Critique : Produit par la RKO et Mercury, compagnie théâtrale associée à Welles, Citizen Kane est d’abord l’un des premiers films hollywoodiens où un seul homme a tenu plusieurs fonctions majeures. Producteur, réalisateur, scénariste, acteur principal, Orson Welles a réussi à convaincre les studios de s’impliquer totalement dans le projet. Si l’on excepte le cas de Charles Chaplin, ce fut une situation inédite dans le cinéma américain de l’époque. Jusqu’alors connu à la scène et à la radio, Orson Welles, aidé du scénariste Herman Mankiewicz, a écrit un récit inspiré de la vie du magnat de la presse William Randolph Hearst (1863-1951), l’un des hommes les plus puissants des États-Unis, qui se battra bec et ongles pour faire interdire le film. Les superlatifs n’ont pas manqué pour qualifier cette œuvre grandiose et novatrice, élue à plusieurs reprises « meilleur film de tous les temps », et notamment par l’American Film Institute en 1997 et 2007. On y suit dans une narration éclatée et déstructurée le parcours de Charles Foster Kane, séparé dès l’enfance de sa mère (Agnes Moorehead) pour être éduqué par un financier (George Coulouris). Devenu dirigeant d’un grand titre de presse, il épouse la nièce du président des États-Unis (Ruth Warrick) et tente de percer dans la politique. Piégé dans ce domaine par son adversaire (Ray Collins), il est contraint de rester dans l’édition et se marie avec Susan, une cantatrice médiocre (Dorothy Comingore). La fin de son existence se poursuivra à Xanadu, un immense manoir inachevé, emblématique de sa richesse et sa mégalomanie.
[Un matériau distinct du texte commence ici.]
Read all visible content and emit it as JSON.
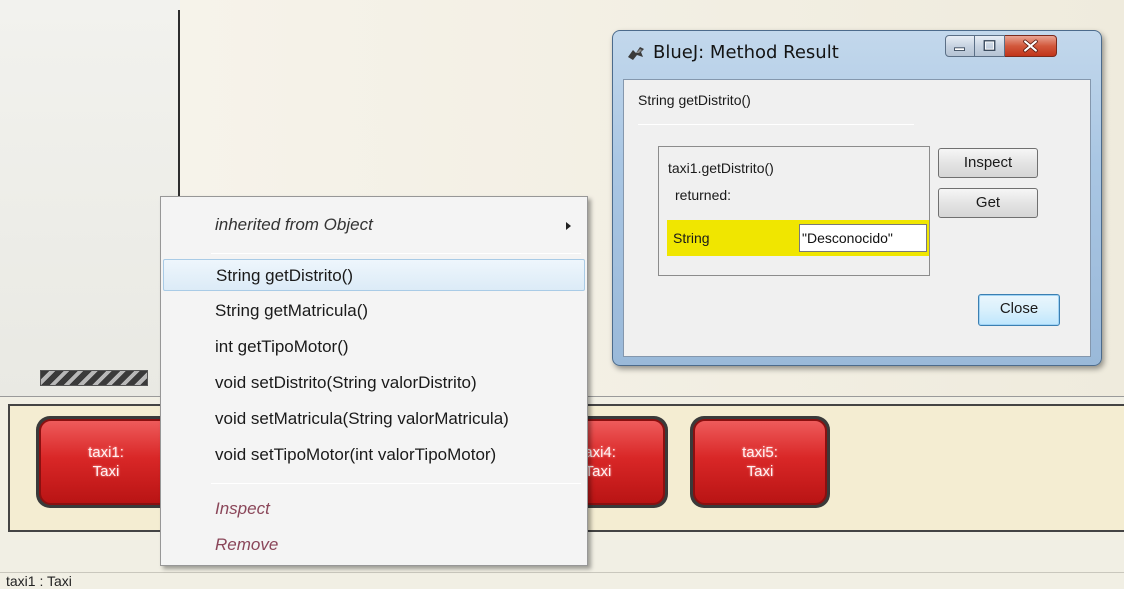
{
  "status_bar": {
    "text": "taxi1 : Taxi"
  },
  "object_bench": {
    "objects": [
      {
        "name": "taxi1:",
        "type": "Taxi"
      },
      {
        "name": "taxi4:",
        "type": "Taxi"
      },
      {
        "name": "taxi5:",
        "type": "Taxi"
      }
    ]
  },
  "context_menu": {
    "inherited": "inherited from Object",
    "methods": [
      "String getDistrito()",
      "String getMatricula()",
      "int getTipoMotor()",
      "void setDistrito(String valorDistrito)",
      "void setMatricula(String valorMatricula)",
      "void setTipoMotor(int valorTipoMotor)"
    ],
    "inspect": "Inspect",
    "remove": "Remove"
  },
  "dialog": {
    "title": "BlueJ:  Method Result",
    "signature": "String getDistrito()",
    "call": "taxi1.getDistrito()",
    "returned": "returned:",
    "result_type": "String",
    "result_value": "\"Desconocido\"",
    "buttons": {
      "inspect": "Inspect",
      "get": "Get",
      "close": "Close"
    }
  },
  "colors": {
    "object_red": "#d92727",
    "highlight_yellow": "#f0e600",
    "menu_hover": "#dcebf7"
  }
}
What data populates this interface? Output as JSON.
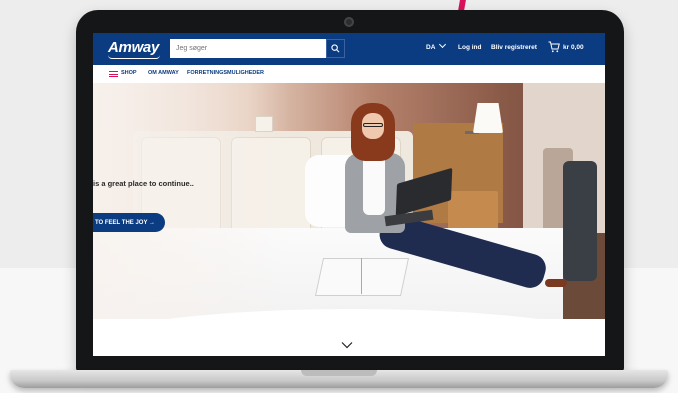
{
  "header": {
    "logo": "Amway",
    "search_placeholder": "Jeg søger",
    "language": "DA",
    "login": "Log ind",
    "register": "Bliv registreret",
    "cart_total": "kr 0,00"
  },
  "nav": {
    "items": [
      "SHOP",
      "OM AMWAY",
      "FORRETNINGSMULIGHEDER"
    ]
  },
  "hero": {
    "headline": "is a great place to continue..",
    "cta": "TO FEEL THE JOY →"
  },
  "colors": {
    "brand_blue": "#0b3b80",
    "accent_pink": "#d8115d"
  },
  "icons": [
    "search-icon",
    "chevron-down-icon",
    "cart-icon",
    "menu-icon",
    "scroll-down-icon"
  ]
}
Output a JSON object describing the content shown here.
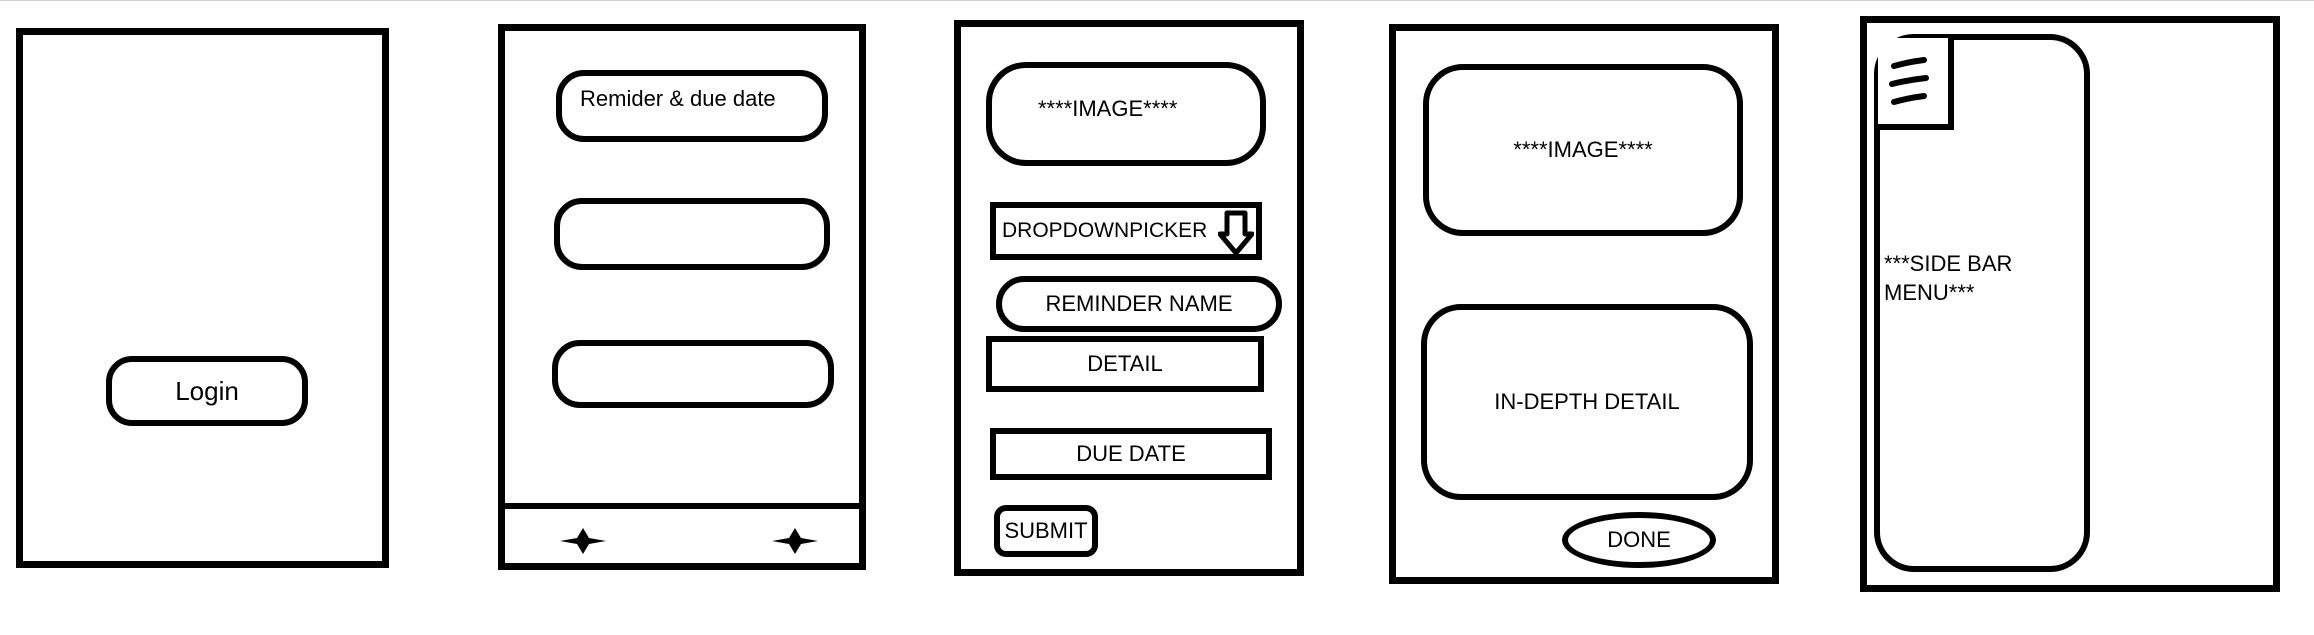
{
  "screens": {
    "login": {
      "login_button": "Login"
    },
    "list": {
      "card_1_label": "Remider & due date"
    },
    "form": {
      "image_label": "****IMAGE****",
      "dropdown_label": "DROPDOWNPICKER",
      "reminder_name": "REMINDER NAME",
      "detail": "DETAIL",
      "due_date": "DUE DATE",
      "submit": "SUBMIT"
    },
    "detail": {
      "image_label": "****IMAGE****",
      "in_depth": "IN-DEPTH DETAIL",
      "done": "DONE"
    },
    "sidebar": {
      "menu_line1": "***SIDE BAR",
      "menu_line2": "MENU***"
    }
  }
}
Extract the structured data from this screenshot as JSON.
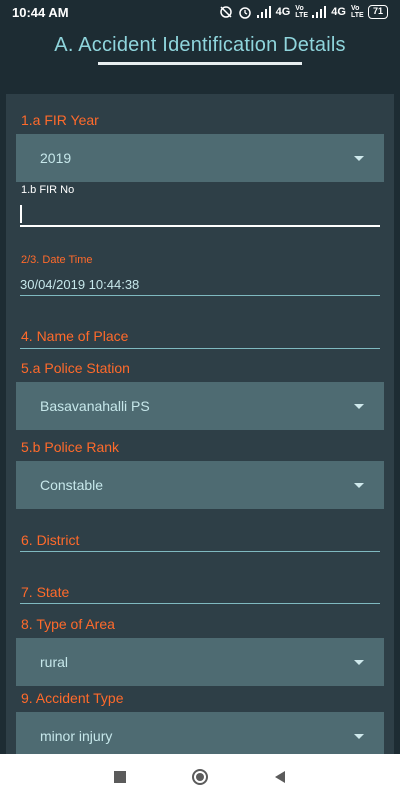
{
  "status": {
    "time": "10:44 AM",
    "network1": "4G",
    "network2": "4G",
    "volte1": "Vo LTE",
    "volte2": "Vo LTE",
    "battery": "71"
  },
  "header": {
    "title": "A. Accident Identification Details"
  },
  "form": {
    "fir_year": {
      "label": "1.a FIR Year",
      "value": "2019"
    },
    "fir_no": {
      "label": "1.b FIR No",
      "value": ""
    },
    "date_time": {
      "label": "2/3. Date Time",
      "value": "30/04/2019 10:44:38"
    },
    "place": {
      "label": "4. Name of Place"
    },
    "police_station": {
      "label": "5.a Police Station",
      "value": "Basavanahalli PS"
    },
    "police_rank": {
      "label": "5.b Police Rank",
      "value": "Constable"
    },
    "district": {
      "label": "6. District"
    },
    "state": {
      "label": "7. State"
    },
    "area_type": {
      "label": "8. Type of Area",
      "value": "rural"
    },
    "accident_type": {
      "label": "9. Accident Type",
      "value": "minor injury"
    }
  },
  "colors": {
    "background": "#1d2c33",
    "card": "#2e3f47",
    "label_orange": "#ff6a2b",
    "title_teal": "#8fd5dc",
    "select_bg": "#4e6b72"
  },
  "icons": {
    "nav_recent": "square-icon",
    "nav_home": "circle-icon",
    "nav_back": "triangle-back-icon"
  }
}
Citizen Kane jaquette blu-ray 2015 Warner Bros Entertainment

© Film 1941 Ariès RKO Pictures © Conception Graphique blu-ray Warner Bros Entertainment

Ce parcours est d’abord retracé de façon linéaire dès la deuxième séquence, dans un faux film d’actualité, nécrologie du magnat. Auparavant, on aura assisté à la mort de Kane, dont la dernière parole a été « Rosebud », prononcée en laissant s’échapper de ses mains une boule neigeuse… Un reporter (William Alland) est alors chargé de percer le mystère de ce mot. Par une série de flash-back au gré des témoignages de ceux qui ont côtoyé Kane, le film se propose alors de cerner sa personnalité. Citizen Kane éblouit dès son ouverture, où une caméra subjective transgresse un panneau « Défense d’entrer », avant de nous conduire à l’intérieur de la propriété jusqu’à la fenêtre de la chambre du mourant, et de filmer ces derniers instants par un champ-contre champ. Tout le reste de l’œuvre est de cette force et réussit l’osmose entre innovations narratives et visuelles, tout en proposant par ailleurs un portrait au vitriol de la société américaine.

Dans les couloirs de Xanadu

L’utilisation des profondeurs de champ (le jeune Kane jouant dans la neige avec sa luge), des plongées-contre-plongées (la scène qui suit la rupture avec la seconde femme), ou le recours à des toiles peintes pour certains décors extérieurs révèlent un renouvellement du langage cinématographique. Et il en est de même avec la superposition des points de vue que permettent les différents retours en arrière, ces caractéristiques culminant avec les témoignages successifs de Leland (Joseph Cotten), Susan, et du majordome (Paul Stewart). Aujourd’hui, le film frappe encore par son audace baroque, des statues antiques ornant les couloirs de Xanadu à la représentation à l’opéra, qui voit un professeur de chant s’époumoner pour encourager la chanteuse dotée d’un ridicule filet de voix. Il faut ici rappeler la charge corrosive de Welles puisque le personnage de Susan est calqué sur celui de Marion Davies, une actrice hollywoodienne maîtresse de Hearst, et que celui-ci avait voulu hisser au rang de star.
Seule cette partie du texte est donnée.